In 1979 Merten was a member of the United States men's national basketball team at the World University Games. The team, which featured future NBA player Kevin McHale, won a gold medal.

He was drafted in the 10^{th} round of the 1981 NBA draft by the Utah Jazz and played for their Summer Pro League team, but failed to make the preseason roster. He played exhibition games with the Milwaukee Bucks during the 1981 NBA preseason, but was cut from their regular season roster. He made two unsuccessful NBA tryouts during the summer of 1982 with the Bucks and Indiana Pacers.

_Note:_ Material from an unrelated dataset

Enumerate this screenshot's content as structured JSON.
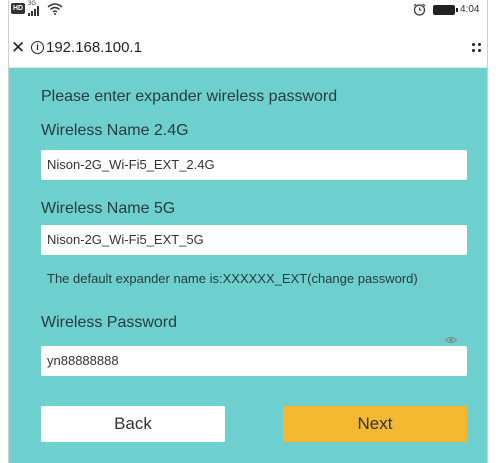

In 1981 Merten signed with the Alberta Dusters of the Continental Basketball Association (CBA). On January 20, 1982, Merten scored 42 points in a game. He appeared in the 1982 CBA All-Star game as a member of the Dusters. Merten signed with the Las Vegas Silvers in 1982, but was traded during the season to the Wisconsin Flyers. He was named head coach of the Flyers before the 1985–86 season. He was the youngest coach in the CBA at the time of his hiring.

Merten was offered the head coaching position of the Flyers for the 1986–87 season but turned down the offer. He went to work for Menards in Eau Claire as a building materials manager.

There is an annual award known as the Joe Merten Coaching Award given out by the University of Wisconsin–Eau Claire Blugold Hall of Fame. It was created by Merten's family following his death on March 19, 2008. The award is given to an assistant coach, community coach, or student coach on a Blugolds sports team.